Digger rampage underscores importance of Construction site Security
Two teenagers have pleaded guilty to a destructive rampage that caused £40,000 worth of damage. The unnamed duo ignored a series of warning signs, scaled a fence, and broke into a digger on a local construction site in Elgin.
The pair then gouged a series of trenches in the ground as they struggled to master the controls. Once confident of their abilities, they used the digger’s bucket to claw the cab off another digger, causing a huge amount of damage.
Speaking to the media, Billy Miller, owner of the construction firm involved said: “It’s terrible what they have done. It’s ridiculous. You will get windows smashed and other damage but it’s something else to actually rip the cab off.”
The pair will appear in court June to be sentenced.
An important lesson for site operators
As Billy Miller points out, general vandalism – like smashed windows – is (unfortunately) a fairly regular occurrence. Trespassing on a site is also quite common – but that does not mean site operators can ignore such behaviour.
Indeed, your business has a legal duty to protect the public from an accident on your site – including those who break in. In the case of Billy Miller, his site was properly fenced, and warning signs were clearly displayed according to best practice principles.
The fact that the two youths were able to access and start a digger is concerning though. It is unlikely the crew left the ignition keys on site – certainly not in the digger itself – but could more have been done to secure the unit?
Security is an important part of health and safety
As the vandals ably demonstrated, the basic locks provided with the diggers were easily defeated. And once inside the cab, so too was the ignition system.

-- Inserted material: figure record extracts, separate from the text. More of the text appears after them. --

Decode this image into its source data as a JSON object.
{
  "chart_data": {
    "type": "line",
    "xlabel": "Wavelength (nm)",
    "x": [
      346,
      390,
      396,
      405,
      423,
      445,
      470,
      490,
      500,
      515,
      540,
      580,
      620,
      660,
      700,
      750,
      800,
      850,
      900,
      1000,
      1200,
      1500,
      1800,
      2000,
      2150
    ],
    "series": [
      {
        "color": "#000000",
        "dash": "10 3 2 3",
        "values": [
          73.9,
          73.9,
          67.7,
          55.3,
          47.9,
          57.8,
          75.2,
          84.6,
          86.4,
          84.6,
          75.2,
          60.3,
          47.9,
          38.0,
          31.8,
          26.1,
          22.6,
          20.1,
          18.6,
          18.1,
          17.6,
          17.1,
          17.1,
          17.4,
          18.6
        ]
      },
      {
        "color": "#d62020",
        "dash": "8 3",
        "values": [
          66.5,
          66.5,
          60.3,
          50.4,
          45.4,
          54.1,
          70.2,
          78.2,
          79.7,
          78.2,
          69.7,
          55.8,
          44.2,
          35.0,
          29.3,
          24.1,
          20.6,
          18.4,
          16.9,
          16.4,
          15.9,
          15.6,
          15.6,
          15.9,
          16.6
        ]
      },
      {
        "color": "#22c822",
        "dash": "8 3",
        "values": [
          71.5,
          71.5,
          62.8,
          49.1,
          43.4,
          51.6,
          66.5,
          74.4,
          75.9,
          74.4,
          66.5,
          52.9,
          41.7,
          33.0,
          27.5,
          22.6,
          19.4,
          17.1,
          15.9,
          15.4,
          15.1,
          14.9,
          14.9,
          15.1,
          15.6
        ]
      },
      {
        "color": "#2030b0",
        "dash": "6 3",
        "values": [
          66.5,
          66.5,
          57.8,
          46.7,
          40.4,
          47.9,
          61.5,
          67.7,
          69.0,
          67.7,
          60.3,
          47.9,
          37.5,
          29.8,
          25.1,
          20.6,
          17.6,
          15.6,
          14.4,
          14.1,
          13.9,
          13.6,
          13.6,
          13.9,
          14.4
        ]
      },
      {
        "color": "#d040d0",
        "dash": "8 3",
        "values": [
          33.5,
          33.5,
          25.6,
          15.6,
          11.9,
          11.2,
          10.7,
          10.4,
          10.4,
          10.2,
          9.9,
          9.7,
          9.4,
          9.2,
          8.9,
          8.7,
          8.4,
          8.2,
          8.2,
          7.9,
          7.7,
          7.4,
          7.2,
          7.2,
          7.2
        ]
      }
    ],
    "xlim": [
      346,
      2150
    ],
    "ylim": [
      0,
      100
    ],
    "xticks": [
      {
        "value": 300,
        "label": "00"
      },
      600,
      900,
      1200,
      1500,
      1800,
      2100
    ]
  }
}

Part of the risk assessment carried out when deploying heavy machinery site must also consider the risk of vandalism. As Billy Miller pointed out, equipment had been vandalised in the past. Taken to its logical conclusion, it is possible that although fencing provisions were adequate, more could have been done to keep the vandals out.
It may cost extra to fit heavy equipment with steel shutters for instance, but it would also make it much harder for unauthorised people to gain access. This would in turn dramatically reduce the risk of trespassers doing harm to themselves or others. And heavy cladding is much cheaper than a £40,000 repair bill too.
Considering the unexpected
Sometimes health and safety risk assessments miss key details like this simply because the person assessing is too “close” to the activity. Or they lack a sufficient depth of industry experience to think beyond more obvious dangers.
It makes good sense then to have a third party conduct risk assessments occasionally or to undergo additional training to improve your own skillset. Either way, it is unlikely that Billy Miller will find himself in a similar situation again.